Beilenson: good health choice

September 17, 1992

Mayor Kurt L. Schmoke has made a good -- an uncharacteristically bold -- choice in nominating Dr. Peter L. Beilenson as the city's health commissioner.

The chief strength of Dr. Beilenson, 32, is his youthful eagerness to come to the grips with the many serious public health problems plaguing Baltimore, a city increasingly defined by deprivation and poverty. First as chief resident of the preventive medicine program at the Johns Hopkins School of Public Health and then as director of the city's school health services, the physician has shown a commitment to dealing with scourges ranging from AIDS to lead poisoning.

But he is also a controversial figure. His unsuccessful bid for a City Council seat as an independent last year earned him many (( bitter enemies among establishment politicians. The fact that he has since moved from Guilford (in the Second District) to Roland Park (in the Fifth District) may have only increased the number of those who are fearful of the future political ambitions of Dr. Beilenson, son of a U.S. representative from California.

We urge the City Council to curtail its impulsive pettiness and confirm Dr. Beilenson after a serious hearing. In fact, rather than trying to lay booby traps and engage in an exercise of mutual antagonism, council members ought to use this opportunity to pick his brain and get educated about public health issues and ways of streamlining the municipal health bureaucracy. After all, Baltimore's fiscal picture is such that instead of new programs, the city has to make tough decisions about reorganizing and curtailing health services.

During his five years in office, Mayor Schmoke has tended to appoint department heads who maintain low visibility and stay out of controversy. Dr.

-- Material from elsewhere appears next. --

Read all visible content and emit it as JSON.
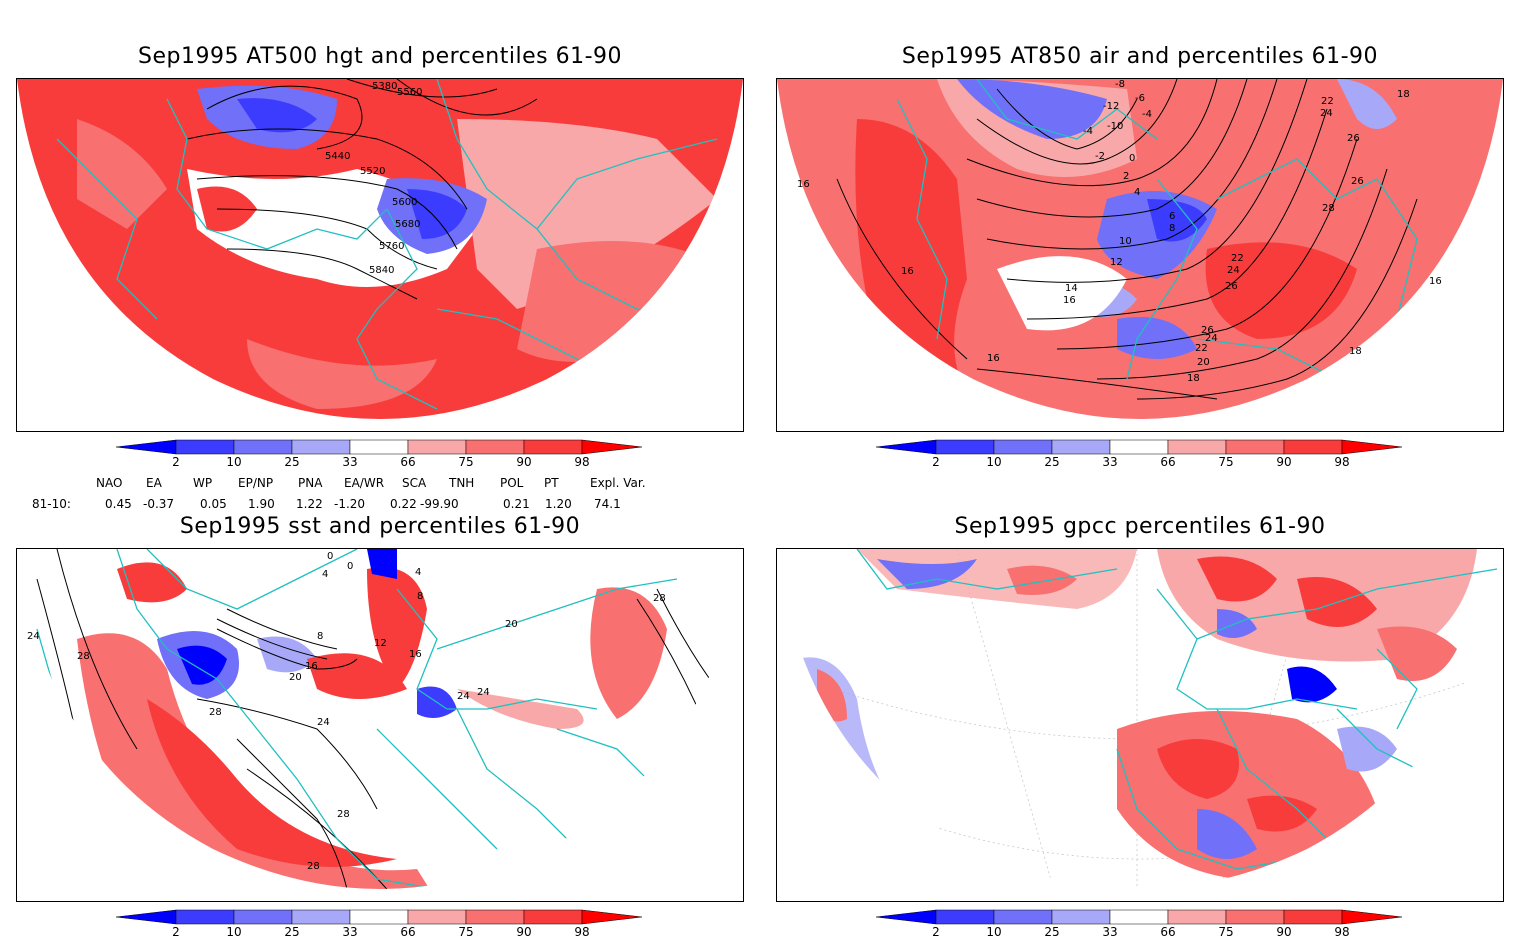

Beilenson does not fit that mold. He is likely to be vocal and assertive. These are not bad qualities at a time when one of the main tasks of the city's health chief is to be an advocate for state and federal funding. At the same time, Dr. Beilenson's skills at diplomacy will be severely tested.

Since the departure of Dr. Maxie Collier two years ago, the health department has been run by a stand-in who could not be made commissioner because he is not a physician as required by the City Charter. Charter revision panels will soon decide whether a medical degree is still a valid requirement in today's world. But we are glad the mayor has ended his protracted attempt to circumvent the charter.